Acordei com o gato Sebastião, mimado, a pedinchar mimo a horas indecentes da manhã. Levantei-me, espreitei a rua, estava escuro e frio, ainda tinha mais uma hora para dormir, voltei a deitar-me. Na cama, a Matilde já dera uma volta completa a dormir, assim que me deito, encaixa a cabeça debaixo do meu braço, o nariz quase toca a minha cintura. Há noites que se tem encaixado assim. Aos pés da cama dois gatos já ronronam. A gata aninha-se nas pernas do André, que esta noite foi delegado ao colchão no chão para dar espaço às acrobacias nocturnas da bébé.
Estico o meu braço, com a mão aconchego-lhe o fundo das costas, odeia ser tapada e geralmente acorda quando o faço, mas sei que se sente confortável quando a abraço assim.
Como era a vida antes dela chegar? Penso. Há dias em que sinto muitas saudades da Inês (das várias) que fui, dias em que questiono a decisão de querer ser mãe, principalmente nos dias em que maternar é demasiado doloroso (quando não?!).
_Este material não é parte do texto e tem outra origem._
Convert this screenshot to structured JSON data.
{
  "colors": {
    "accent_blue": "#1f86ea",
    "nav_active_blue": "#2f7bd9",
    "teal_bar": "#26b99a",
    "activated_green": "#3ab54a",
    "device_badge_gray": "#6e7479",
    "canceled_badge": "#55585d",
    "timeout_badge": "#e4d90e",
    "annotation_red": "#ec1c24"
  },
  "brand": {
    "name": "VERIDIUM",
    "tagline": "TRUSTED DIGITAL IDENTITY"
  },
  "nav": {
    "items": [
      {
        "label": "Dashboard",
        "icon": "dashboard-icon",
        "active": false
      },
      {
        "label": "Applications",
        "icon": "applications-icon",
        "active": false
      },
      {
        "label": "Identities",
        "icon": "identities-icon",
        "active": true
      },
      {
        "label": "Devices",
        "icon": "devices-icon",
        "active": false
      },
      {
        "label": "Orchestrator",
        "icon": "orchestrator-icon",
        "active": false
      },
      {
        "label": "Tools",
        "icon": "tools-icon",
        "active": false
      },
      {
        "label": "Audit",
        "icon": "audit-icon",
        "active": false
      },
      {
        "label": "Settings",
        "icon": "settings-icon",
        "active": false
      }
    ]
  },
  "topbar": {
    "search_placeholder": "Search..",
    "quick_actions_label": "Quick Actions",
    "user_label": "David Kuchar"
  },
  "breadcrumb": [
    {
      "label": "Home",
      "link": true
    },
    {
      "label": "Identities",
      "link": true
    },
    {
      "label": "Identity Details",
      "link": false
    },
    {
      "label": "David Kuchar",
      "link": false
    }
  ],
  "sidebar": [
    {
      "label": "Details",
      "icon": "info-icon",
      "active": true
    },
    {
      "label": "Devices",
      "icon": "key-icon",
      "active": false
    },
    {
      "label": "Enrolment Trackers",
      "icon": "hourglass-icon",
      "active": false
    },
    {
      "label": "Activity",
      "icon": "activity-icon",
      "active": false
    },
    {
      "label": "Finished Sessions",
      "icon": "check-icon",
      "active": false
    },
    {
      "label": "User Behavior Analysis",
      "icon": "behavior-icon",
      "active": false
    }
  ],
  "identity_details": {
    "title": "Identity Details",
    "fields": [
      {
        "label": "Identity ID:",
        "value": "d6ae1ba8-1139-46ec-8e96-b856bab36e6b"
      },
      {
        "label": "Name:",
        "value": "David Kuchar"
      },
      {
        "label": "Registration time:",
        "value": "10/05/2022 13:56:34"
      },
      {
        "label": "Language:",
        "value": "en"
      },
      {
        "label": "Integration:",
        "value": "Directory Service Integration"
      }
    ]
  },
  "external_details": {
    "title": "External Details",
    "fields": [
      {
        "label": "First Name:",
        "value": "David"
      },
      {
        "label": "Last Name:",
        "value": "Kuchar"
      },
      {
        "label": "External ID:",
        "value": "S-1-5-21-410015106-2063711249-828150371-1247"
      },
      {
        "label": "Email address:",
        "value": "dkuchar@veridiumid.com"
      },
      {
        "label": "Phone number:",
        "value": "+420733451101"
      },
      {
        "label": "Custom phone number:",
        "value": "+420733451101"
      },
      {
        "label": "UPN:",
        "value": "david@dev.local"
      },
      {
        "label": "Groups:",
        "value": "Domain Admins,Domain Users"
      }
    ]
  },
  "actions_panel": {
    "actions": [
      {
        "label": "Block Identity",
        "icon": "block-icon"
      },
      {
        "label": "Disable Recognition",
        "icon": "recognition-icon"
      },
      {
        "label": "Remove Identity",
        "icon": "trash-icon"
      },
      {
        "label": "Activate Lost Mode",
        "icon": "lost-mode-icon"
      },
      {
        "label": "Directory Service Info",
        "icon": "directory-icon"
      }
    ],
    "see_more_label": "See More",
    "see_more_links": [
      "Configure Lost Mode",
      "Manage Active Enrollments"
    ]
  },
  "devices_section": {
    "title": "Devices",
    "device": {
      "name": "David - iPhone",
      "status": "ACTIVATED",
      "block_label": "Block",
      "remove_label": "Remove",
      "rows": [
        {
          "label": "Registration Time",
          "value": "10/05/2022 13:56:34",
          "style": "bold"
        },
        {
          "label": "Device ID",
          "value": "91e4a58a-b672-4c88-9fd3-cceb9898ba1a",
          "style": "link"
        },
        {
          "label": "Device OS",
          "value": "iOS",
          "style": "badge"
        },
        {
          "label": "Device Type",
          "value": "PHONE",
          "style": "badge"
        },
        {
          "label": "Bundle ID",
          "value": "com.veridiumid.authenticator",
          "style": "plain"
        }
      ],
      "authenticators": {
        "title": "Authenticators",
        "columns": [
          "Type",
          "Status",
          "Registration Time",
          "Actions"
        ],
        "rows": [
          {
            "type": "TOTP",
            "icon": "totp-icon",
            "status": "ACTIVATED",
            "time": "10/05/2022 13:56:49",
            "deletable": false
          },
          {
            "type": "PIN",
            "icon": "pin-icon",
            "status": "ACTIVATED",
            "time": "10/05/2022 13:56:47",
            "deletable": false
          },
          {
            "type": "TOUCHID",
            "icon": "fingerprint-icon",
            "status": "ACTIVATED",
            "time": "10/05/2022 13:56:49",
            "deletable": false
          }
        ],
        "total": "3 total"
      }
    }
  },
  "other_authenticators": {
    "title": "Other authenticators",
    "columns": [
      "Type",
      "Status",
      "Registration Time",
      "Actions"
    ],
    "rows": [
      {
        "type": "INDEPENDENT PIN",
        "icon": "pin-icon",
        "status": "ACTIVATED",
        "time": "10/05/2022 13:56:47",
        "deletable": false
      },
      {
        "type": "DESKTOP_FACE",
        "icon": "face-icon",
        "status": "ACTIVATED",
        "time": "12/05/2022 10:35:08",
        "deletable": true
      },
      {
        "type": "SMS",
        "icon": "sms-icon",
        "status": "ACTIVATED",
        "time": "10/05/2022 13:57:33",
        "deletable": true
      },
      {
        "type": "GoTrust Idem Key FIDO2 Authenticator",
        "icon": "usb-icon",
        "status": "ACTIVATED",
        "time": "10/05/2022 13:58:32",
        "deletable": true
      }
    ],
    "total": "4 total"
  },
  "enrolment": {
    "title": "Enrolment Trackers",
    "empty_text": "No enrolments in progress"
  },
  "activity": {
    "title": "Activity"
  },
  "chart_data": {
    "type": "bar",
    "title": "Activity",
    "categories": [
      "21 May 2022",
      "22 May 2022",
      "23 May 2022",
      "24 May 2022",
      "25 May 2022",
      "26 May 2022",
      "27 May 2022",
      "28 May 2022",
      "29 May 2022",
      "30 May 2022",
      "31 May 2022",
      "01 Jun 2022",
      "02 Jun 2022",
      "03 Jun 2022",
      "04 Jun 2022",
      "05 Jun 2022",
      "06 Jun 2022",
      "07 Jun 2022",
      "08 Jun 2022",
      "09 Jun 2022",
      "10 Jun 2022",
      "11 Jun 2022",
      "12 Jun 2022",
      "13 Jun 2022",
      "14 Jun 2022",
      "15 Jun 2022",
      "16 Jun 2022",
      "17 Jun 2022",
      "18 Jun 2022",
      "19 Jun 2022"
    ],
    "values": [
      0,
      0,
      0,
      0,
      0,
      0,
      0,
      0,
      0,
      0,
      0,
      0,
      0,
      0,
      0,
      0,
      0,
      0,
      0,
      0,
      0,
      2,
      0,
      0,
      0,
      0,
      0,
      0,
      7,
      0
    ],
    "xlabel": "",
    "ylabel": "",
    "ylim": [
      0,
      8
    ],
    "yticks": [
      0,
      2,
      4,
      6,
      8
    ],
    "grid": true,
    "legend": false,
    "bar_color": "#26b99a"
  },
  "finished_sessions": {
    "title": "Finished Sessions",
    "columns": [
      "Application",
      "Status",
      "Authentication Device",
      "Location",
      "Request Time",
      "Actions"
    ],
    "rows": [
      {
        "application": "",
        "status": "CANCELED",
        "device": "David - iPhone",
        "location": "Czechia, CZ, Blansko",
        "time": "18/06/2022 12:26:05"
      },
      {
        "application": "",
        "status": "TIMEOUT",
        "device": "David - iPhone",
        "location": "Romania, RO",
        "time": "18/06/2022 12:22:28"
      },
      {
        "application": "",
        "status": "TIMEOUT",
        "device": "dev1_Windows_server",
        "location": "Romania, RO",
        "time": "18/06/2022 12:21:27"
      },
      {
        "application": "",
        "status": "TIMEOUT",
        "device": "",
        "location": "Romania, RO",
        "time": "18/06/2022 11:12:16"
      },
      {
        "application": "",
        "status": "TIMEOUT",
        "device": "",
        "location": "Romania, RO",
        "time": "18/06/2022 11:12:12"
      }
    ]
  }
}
Quando o choro é dilacerante, quando as horas parecem não passar, quando todas as decisões parecem erradas.
Depois sinto o seu pequeno corpinho junto ao meu, o seu respirar, escuto o seu gargalhar, a forma como já responde ao que lhe pergunto, as relações que tece a seu redor, a forma como se move no mundo. De súbito, o passado já foi. Guardado num louceiro, à vista do recordar, mas longe o suficiente para dar espaço a este futuro que me entra de rompante peito adentro a cada despertar.
Vou levantar-me dentro de pouco tempo, iremos abrir juntas as janelas à manhã, dizer adeus aos autocarros amarelos que já passam lá em baixo e, com sorte, passará um comboio que levará com ele uma gargalhada da Matilde e um "não há" assim que a última carruagem desaparecer por detrás dos prédios.